Turning to the plaintiff’s claims, the court partially granted the carrier’s motion to dismiss, ruling that the assignee had no standing to assert claims against the carrier. The court reasoned that “[a]n insured’s disbarred former attorney surely does not fall within the narrow class of individuals who may pursue a statutory bad faith claim.” The court also ruled that the former counsel’s claim that he was a “beneficiary” of the insured’s contract did not meet the standards for establishing third party beneficiary status.
Next, the court ruled, following an earlier decision against the same plaintiff, that statutory bad faith claims are in the nature of unliquidated tort claims which are un-assignable under Pennsylvania law. While breach of contract claims may be assignable, the court ruled that the assignment in this case, which permitted the disbarred assignee to function as the insured’s attorney, is contrary to public policy. As such, the court ruled that the assignee had no standing to bring these claims.
With respect to the insured’s claims, the court first ruled that the parties’ forum selection clause is ineffective, preventing the carrier’s claim of improper venue. The court also held that the pendency of arbitration in Delaware is not the proper ground for dismissal.

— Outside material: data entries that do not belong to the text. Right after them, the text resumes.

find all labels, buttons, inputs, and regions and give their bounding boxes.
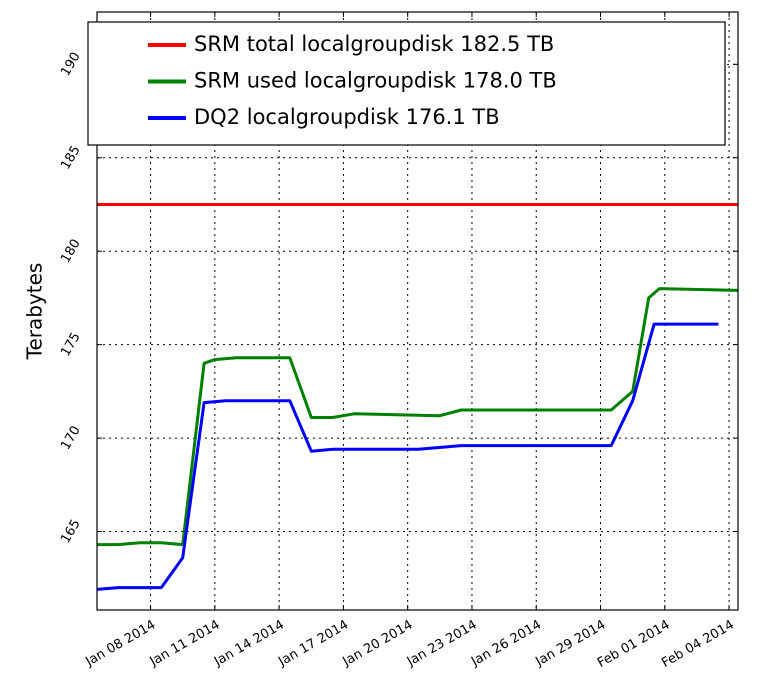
y-tick-label: 165 xyxy=(58,517,83,546)
y-tick-label: 175 xyxy=(58,330,83,359)
y-axis-label: Terabytes xyxy=(23,263,47,361)
legend-label: SRM used localgroupdisk 178.0 TB xyxy=(194,69,557,93)
x-tick-label: Jan 20 2014 xyxy=(340,618,416,670)
data-line xyxy=(97,287,739,547)
y-tick-label: 190 xyxy=(58,50,83,79)
x-tick-label: Jan 11 2014 xyxy=(147,618,223,670)
x-tick-label: Jan 14 2014 xyxy=(211,618,287,670)
y-tick-label: 170 xyxy=(58,424,83,453)
y-tick-label: 185 xyxy=(58,143,83,172)
legend-label: DQ2 localgroupdisk 176.1 TB xyxy=(194,105,500,129)
x-tick-label: Jan 23 2014 xyxy=(404,618,480,670)
x-tick-label: Feb 01 2014 xyxy=(595,618,673,671)
legend-box xyxy=(87,21,726,146)
x-tick-label: Feb 04 2014 xyxy=(659,618,737,671)
legend-label: SRM total localgroupdisk 182.5 TB xyxy=(194,32,554,56)
y-tick-label: 180 xyxy=(58,237,83,266)
plot-frame xyxy=(96,11,739,611)
x-tick-label: Jan 26 2014 xyxy=(468,618,544,670)
x-tick-label: Jan 17 2014 xyxy=(275,618,351,670)
data-line xyxy=(96,322,719,591)
x-tick-label: Jan 08 2014 xyxy=(82,618,158,670)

Lastly, the court reasoned that the carrier was incorrect that the case should be dismissed because Delaware law, not Pennsylvania law, should apply.
This case was affirmed in a short non-precedential opinion, wherein the court stated: “The District Court concluded that, as a threshold jurisdictional matter, Feingold had not alleged an Article III injury, and, therefore, lacked standing to pursue his claims against State Farm. We agree, and after review of the briefs and appendices submitted by the parties, we find no basis for disturbing the exceedingly thorough and well-reasoned April 3, 2012 opinion of the District Court. We thus affirm the order of the District Court substantially for the reasons set forth in its opinion.”